Employee represents and warrants that he/she has not sold, assigned or transferred any claim he/she is purporting to release, nor has he/she attempted to do so. Employee expressly represents and warrants that he/she has the full legal authority to enter into this Agreement for himself/herself and his/her estate, and does not require the approval of anyone else.
FMLA and FLSA Rights Honored: Employee acknowledges that he/she has received all of the leave from work for family and/or personal medical reasons and/or other benefits to which he/she believes he/she is entitled under Employer's policy and the Family and Medical Leave Act of 1993 ("FMLA"), as amended. Employee has no pending request for FMLA leave with Employer; nor has Employer mistreated Employee in any way on account of any illness or injury to Employee or any member of Employee's family. Employee further acknowledges that he/she has received all of the monetary compensation, including hourly wages, salary and/or overtime compensation, to which he/she believes he/she is entitled under the Fair Labor Standards Act ("FLSA"), as amended.
[If employee is over 40 years of age, this provision will be included:
Period of Consideration and Revocation -It is understood that Employee shall have twenty-one (21) [or forty-five (45) days (depending on the reason for termination)] from today to decide whether they wish to enter into this separation agreement. It is further understood that Employee will have seven (7) days from the date that they execute this Agreement to revoke the Agreement. Any revocation within this period must be submitted, in writing, to the Company and state, "I hereby revoke my acceptance of our Agreement." The revocation must be mailed to the Executive Vice President of Human Resources, Berry Plastics Corporation, 101 Oakley Street, Evansville, Indiana 47710. If Employee decides to enter into this Agreement, its salary continuation terms shall be applied retroactive to the date Employee signs.]

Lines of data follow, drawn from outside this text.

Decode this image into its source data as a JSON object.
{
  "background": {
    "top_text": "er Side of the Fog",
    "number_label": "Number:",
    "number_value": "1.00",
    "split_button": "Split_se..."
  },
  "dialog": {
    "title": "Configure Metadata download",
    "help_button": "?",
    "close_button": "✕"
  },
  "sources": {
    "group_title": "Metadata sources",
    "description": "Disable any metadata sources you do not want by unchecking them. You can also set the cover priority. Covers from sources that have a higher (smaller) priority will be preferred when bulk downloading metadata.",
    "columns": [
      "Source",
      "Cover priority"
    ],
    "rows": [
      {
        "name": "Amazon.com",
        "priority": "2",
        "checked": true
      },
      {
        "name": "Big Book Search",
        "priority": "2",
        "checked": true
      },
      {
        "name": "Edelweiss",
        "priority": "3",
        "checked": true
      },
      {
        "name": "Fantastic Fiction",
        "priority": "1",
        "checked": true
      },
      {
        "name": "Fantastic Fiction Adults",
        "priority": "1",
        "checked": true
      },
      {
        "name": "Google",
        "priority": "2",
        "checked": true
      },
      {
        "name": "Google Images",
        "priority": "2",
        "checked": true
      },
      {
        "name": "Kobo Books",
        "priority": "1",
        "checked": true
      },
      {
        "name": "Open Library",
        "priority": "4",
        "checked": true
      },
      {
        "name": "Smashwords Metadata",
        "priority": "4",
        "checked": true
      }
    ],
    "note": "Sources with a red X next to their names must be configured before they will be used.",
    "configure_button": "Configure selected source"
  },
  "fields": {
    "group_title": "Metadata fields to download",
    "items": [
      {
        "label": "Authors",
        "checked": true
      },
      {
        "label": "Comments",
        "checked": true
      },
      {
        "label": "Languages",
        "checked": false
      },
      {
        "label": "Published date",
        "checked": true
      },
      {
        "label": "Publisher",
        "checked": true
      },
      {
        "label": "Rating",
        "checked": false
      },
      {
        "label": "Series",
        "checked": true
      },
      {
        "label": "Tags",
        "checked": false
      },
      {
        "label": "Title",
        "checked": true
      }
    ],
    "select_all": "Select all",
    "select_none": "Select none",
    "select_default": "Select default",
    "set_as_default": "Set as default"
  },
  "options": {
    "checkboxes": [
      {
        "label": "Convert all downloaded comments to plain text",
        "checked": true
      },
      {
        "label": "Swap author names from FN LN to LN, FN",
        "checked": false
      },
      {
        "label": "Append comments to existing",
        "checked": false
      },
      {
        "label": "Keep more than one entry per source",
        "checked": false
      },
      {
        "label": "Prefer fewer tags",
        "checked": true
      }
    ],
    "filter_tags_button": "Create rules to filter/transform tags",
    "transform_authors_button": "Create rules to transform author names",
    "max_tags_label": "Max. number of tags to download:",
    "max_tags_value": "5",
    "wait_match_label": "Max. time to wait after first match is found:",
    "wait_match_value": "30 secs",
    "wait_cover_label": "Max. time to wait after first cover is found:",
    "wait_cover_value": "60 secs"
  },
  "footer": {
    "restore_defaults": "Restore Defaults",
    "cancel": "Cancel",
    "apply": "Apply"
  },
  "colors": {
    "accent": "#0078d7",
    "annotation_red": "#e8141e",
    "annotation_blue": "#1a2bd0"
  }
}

Access to Independent Legal Counsel; Knowing and Voluntary Execution: EMPLOYEE ACKNOWLEDGES THAT HE/SHE HAS BEEN ADVISED TO SEEK INDEPENDENT LEGAL COUNSEL OF HISIHER OWN CHOOSING IN CONNECTION WITH ENTERING INTO THIS AGREEMENT. EMPLOYEE FURTHER ACKNOWLEDGES THAT IF DESIRED, HISIHER LEGAL COUNSEL HAS REVIEWED THIS AGREEMENT, THAT EMPLOYEE FULLY UNDERSTANDS THE TERMS AND CONDITIONS OF THIS AGREEMENT AND THAT EMPLOYEE AGREES TO BE FULLY BOUND BY AND SUBJECT THERETO. EMPLOYEE HAS CAREFULLY READ THIS AGREEMENT AND KNOWS AND UNDERSTANDS THE CONTENTS THEREOF, AND THAT HE/SHE EXECUTES THE SAME AS HISIHER OWN FREE ACT AND DEED.